Lily langsung menoleh cepat ke arah mamanya, ada ekspresi kaget sekaligus heran.
"Tiba - tiba banget bilang Raffi ganteng. Maksud Mama apa?"
Suaranya spontan berubah, sedikit waspada.
Mama Jani tersenyum, terlihat menikmati reaksi anaknya.
"Ya nggak ada maksud apa - apa. Cuma bilang aja … Raffi ganteng."
Lily menyipitkan mata.
"Aku nggak percaya Mama cuma mau bilang gitu. Pasti ada lanjutannya."
Kali ini Mama Jani benar - benar tertawa.
"Kebaca ya, Teh?"
"Banget!"
Tawa Mama Jani semakin lepas, sementara Lily hanya bisa menghela napas, setengah heran, setengah pasrah.
"Mama apa sih … jangan mikir yang aneh - aneh, deh."
"Ya siapa tahu cocok," goda Mama Jani ringan.
"Ma!" protes Lily cepat.
Tapi bukannya berhenti, Mama Jani justru semakin terhibur.
"Apalagi Omanya nyuruh main ke rumah, tanda - tanda itu, Teh. Raffi pasti cucu kesayangan. Jarang - jarang cowok muda gitu mau dorong - dorong kursi roda neneknya di Mal."
"Nggak tahu ah, aku aja baru ketemu Raffi sekali, ini yang kedua."
"Tapi tatapannya tadi beda. Teh."
"Please deh, Ma."
Lily mulai mulas kalau mamanya menggoda seperti itu.

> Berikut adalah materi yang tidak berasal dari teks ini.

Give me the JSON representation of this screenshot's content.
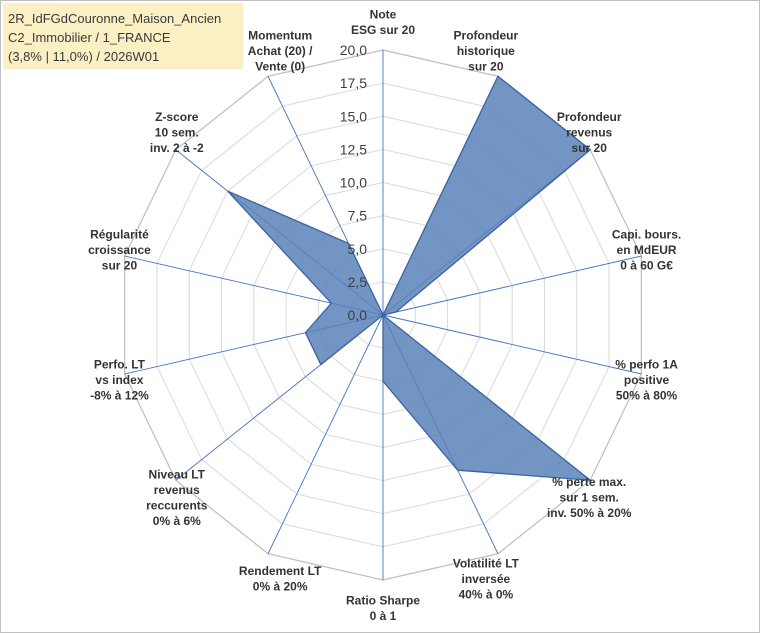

"Ih ...mama serius loh, padahal."
Lily memutar bola matanya malas.
Obrolan absurd itu terus berlanjut sampai mereka tiba di depan restoran yang mereka tuju.

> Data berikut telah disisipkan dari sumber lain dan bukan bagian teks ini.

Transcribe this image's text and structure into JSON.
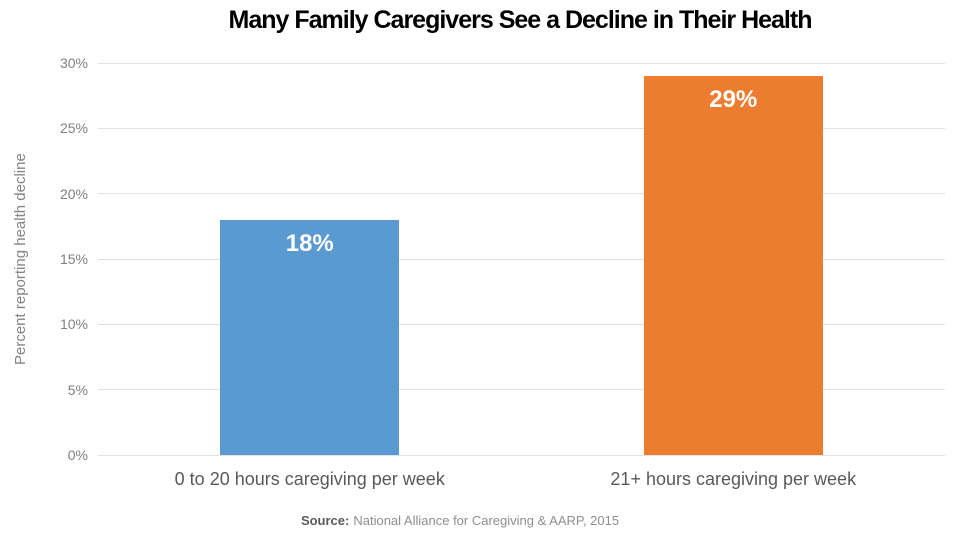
{
  "title": "Many Family Caregivers See a Decline in Their Health",
  "source": {
    "label": "Source:",
    "text": "National Alliance for Caregiving & AARP, 2015"
  },
  "colors": {
    "bar_blue": "#5b99d1",
    "bar_orange": "#ec7c30",
    "gridline": "#e2e2e2",
    "title_text": "#000000",
    "axis_text": "#808080",
    "category_text": "#595959",
    "value_label_text": "#ffffff"
  },
  "chart_data": {
    "type": "bar",
    "title": "Many Family Caregivers See a Decline in Their Health",
    "categories": [
      "0 to 20 hours caregiving per week",
      "21+ hours caregiving per week"
    ],
    "values": [
      18,
      29
    ],
    "value_labels": [
      "18%",
      "29%"
    ],
    "bar_colors": [
      "#5b99d1",
      "#ec7c30"
    ],
    "xlabel": "",
    "ylabel": "Percent reporting health decline",
    "ylim": [
      0,
      30
    ],
    "ytick_step": 5,
    "yticks": [
      "0%",
      "5%",
      "10%",
      "15%",
      "20%",
      "25%",
      "30%"
    ],
    "grid": true,
    "legend_position": "none",
    "annotations": [
      "Source: National Alliance for Caregiving & AARP, 2015"
    ]
  }
}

Sebuah tempat yang cukup tenang, dengan suasana hangat dan elegan.
Karena belum memasuki jam makan malam, restoran itu tidak terlalu ramai. Hanya beberapa meja yang terisi, kebanyakan pengunjung duduk santai sambil menikmati teh dan cemilan manis.
Tanpa perlu menunggu, mereka langsung mendapat tempat duduk.
Lily menarik kursinya perlahan, lalu duduk sambil masih mengingat pertemuan tak terduga dengan keluarga Raffi tadi.
Dan entah kenapa … di balik candaan mamanya, ada satu hal yang sempat terlintas di pikirannya. Tapi bukan Raffi, melainkan tentang seseorang yang justru tidak ada di sana. Seseorang yang seharusnya tidak lagi ia pikirkan, seseorang yang bernama Mahardika Atmaja.
Eh tunggu.
Berarti Oma Gia itu mamanya si Om Dika itu, kan? Itu yang dibilang Vina dulu, Omanya Raffi cantik, memang tidak salah, sih.
Lily mengerjapkan mata cepat, seolah ingin menepis pikiran itu. Ia takut pikirannya jadi jauh dan kemana - mana.
"Fokus, Lily," ucapnya dalam hati sambil menatap daftar menu makanan yang sedang dipegangnya.